Several days later I stood expectantly as my farrier, Bob, lined up his tools preparing a routine trim of my horse’s very overgrown hooves. Picture a Guinness world record holder of the  longest fingernails, and you can visualize how overgrown Harley’s hooves, essentially his toenails, had become. They curled up at the end with a jaunty but unhealthy flair. However, hooves are trimmed gradually to avoid pain to the animal, so today’s  trim was expected to be uneventful. Unfortunately, my dear Harley never got that memo. If you have ever seen a cranky toddler during his first haircut, you can imagine what happened next. With a look akin to incredulous shock, he flailed, then shot straight up on his back legs, threw his body forward, and just about passed out. Luckily the cross ties held, and he commenced to shaking like a waif in an icy rain storm. This sequenced played out again and again each time the dreaded trimmers approached his hoof. Like any good parent, I knew when to throw in the towel. “Let’s abort this mission before someone gets hurt,” I dejectedly informed my farrier. The brave man has never moved so fast. Tools got put away in an impressive blur and clink of metal. “Sure,” he gamely replied, “we’ll reschedule. And maybe, you know, try some sedative? You know, drug him?”

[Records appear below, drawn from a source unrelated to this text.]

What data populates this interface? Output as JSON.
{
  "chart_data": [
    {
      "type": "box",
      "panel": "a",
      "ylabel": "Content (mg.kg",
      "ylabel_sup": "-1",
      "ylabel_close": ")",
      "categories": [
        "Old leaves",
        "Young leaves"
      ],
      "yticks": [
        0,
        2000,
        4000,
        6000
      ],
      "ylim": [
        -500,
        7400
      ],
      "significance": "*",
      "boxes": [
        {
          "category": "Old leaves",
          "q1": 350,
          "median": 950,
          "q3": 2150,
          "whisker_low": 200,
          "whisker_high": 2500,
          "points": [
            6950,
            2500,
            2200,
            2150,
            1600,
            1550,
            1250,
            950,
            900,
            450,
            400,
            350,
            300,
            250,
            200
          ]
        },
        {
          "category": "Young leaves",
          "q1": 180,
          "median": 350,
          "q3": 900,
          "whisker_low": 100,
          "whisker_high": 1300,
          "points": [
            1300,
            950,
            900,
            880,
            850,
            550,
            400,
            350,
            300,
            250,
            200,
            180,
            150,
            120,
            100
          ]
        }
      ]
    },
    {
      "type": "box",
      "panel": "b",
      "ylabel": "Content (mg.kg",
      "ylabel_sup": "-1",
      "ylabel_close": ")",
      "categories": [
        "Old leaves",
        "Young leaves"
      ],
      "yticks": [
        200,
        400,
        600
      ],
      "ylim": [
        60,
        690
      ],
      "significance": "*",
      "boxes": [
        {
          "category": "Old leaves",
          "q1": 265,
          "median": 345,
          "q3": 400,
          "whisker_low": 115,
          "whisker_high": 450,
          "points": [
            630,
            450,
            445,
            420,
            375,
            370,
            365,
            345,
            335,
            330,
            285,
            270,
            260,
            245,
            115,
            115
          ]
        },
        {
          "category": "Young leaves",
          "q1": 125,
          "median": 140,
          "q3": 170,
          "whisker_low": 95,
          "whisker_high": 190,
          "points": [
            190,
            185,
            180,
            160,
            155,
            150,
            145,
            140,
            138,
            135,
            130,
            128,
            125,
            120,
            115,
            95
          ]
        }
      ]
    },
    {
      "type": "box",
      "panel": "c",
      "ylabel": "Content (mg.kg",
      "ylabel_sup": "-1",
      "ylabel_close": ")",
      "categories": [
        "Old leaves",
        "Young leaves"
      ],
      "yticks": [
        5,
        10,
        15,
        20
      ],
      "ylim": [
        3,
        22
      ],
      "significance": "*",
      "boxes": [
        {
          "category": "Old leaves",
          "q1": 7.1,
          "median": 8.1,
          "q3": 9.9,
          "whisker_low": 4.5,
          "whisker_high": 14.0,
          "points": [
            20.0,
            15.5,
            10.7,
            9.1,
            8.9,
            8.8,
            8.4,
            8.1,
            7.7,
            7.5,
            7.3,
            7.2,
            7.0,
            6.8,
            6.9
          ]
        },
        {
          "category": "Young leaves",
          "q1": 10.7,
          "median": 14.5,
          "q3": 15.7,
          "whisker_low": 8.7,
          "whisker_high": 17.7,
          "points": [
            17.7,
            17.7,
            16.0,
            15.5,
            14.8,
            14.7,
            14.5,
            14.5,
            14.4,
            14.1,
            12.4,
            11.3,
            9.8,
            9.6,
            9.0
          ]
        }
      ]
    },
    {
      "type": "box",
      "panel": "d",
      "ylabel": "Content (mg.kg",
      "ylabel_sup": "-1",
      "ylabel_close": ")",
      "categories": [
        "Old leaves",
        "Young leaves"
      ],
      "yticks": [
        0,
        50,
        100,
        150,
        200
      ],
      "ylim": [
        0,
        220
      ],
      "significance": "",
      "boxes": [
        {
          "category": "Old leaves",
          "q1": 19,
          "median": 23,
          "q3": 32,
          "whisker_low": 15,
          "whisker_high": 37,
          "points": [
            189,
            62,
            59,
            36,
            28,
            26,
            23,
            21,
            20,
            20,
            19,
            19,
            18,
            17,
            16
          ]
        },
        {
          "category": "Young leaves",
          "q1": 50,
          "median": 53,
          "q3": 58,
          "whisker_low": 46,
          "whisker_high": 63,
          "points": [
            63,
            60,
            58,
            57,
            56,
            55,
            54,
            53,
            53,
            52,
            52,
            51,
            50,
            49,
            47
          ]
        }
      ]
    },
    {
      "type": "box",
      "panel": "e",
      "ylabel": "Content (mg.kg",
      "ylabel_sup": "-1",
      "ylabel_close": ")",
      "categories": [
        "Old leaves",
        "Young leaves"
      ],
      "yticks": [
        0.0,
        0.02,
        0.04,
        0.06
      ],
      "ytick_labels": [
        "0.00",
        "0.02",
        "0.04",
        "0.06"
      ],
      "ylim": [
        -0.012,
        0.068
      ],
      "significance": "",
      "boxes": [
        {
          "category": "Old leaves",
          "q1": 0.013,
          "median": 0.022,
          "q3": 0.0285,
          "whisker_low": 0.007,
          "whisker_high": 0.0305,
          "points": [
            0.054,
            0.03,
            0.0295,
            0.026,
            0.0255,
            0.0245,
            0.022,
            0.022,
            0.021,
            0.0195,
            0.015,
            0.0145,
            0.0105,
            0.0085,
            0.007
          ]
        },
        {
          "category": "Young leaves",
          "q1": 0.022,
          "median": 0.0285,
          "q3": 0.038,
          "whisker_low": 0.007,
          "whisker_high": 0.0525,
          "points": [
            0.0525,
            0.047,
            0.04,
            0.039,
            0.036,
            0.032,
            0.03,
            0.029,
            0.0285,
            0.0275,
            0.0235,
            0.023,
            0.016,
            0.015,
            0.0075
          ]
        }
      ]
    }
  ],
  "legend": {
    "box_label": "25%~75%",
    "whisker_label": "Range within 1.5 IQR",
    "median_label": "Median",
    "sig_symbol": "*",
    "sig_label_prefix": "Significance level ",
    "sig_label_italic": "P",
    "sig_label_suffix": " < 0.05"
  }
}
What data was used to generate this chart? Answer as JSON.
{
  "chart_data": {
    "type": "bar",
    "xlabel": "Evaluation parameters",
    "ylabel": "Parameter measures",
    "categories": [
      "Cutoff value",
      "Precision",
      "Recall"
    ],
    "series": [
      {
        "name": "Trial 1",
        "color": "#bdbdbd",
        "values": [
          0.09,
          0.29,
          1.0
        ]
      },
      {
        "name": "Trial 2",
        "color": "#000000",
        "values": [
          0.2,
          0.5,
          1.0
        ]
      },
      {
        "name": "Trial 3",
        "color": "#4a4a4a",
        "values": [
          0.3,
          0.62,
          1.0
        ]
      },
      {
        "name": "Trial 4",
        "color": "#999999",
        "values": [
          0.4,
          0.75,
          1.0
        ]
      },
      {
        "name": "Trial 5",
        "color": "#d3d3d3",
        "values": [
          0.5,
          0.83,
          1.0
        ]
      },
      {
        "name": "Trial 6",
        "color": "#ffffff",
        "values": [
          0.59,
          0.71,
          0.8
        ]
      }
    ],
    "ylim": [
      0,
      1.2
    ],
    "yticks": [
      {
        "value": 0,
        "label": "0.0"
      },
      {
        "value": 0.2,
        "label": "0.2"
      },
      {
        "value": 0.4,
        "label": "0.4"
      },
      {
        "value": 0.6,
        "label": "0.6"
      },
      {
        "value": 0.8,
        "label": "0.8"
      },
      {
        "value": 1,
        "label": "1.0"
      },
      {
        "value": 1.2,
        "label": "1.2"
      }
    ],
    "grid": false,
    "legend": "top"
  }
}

Several days later we did just that. Armed with an equine sedative (“Do NOT get that on your own skin!”, admonished my vet. “You’ll probably pass out. After you hallucinate; like a horse on LSD.”) “Hmm, that wouldn’t be good,” I thought to myself. As I proudly presented my successfully drugged horse, who was tripping his eyes out and grinning at us like a stoned cartoon character, my farrier again lined up the tools of his trade. No reaction from Harley. Bob and I grinned at each other.  Bob placed the trimmers against Harley’s grossly overgrown front right hoof. No reaction. We grinned like fools. “We’ve got this”, my laconic farrier declared. Bobbing my head as I held the lead rope, I nodded my enthusiastic agreement as Bob’s tools rasped across hoof wall. Then…unexpected pressure on the lead rope in my hand. Harley was listing like a freighter in a nor’easter! “He’s goin’ down!” Harley listed left. Holding up 1200 pounds of limp horse flesh, we unclipped his ropes and down he went. “He’s not dead, is he?” my friend weighed in, leaning over to peer at Harley’s half closed eyes. Silence as we absorbed the shocking turn of events. “Nooo…”, I replied as Harley let out a snore that broke the sound barrier. “Is he…asleep?!” Yes, my dear youngster had passed out and was snoring away with a somewhat idiotic smile on his long-nosed face and half masted eyes. That day we learned that Harley was VERY sensitive to certain medications. And that it is possible to trim the hooves on a napping horse.

It took several months of dosing experiments, to hit Harley’s perfect cocktail that allowed him to be trimmed with safety to both human and beast. And many more months before Harley became nonchalant about his friend Bob picking up his huge feet to give him his manicure every six weeks. But he got there. And it took a year for Harley’s hooves to become healthy. But he grew to like the little red truck that brought the foot man, and would trot from his pasture to greet his patient friend who always gently held his feet and made them all better.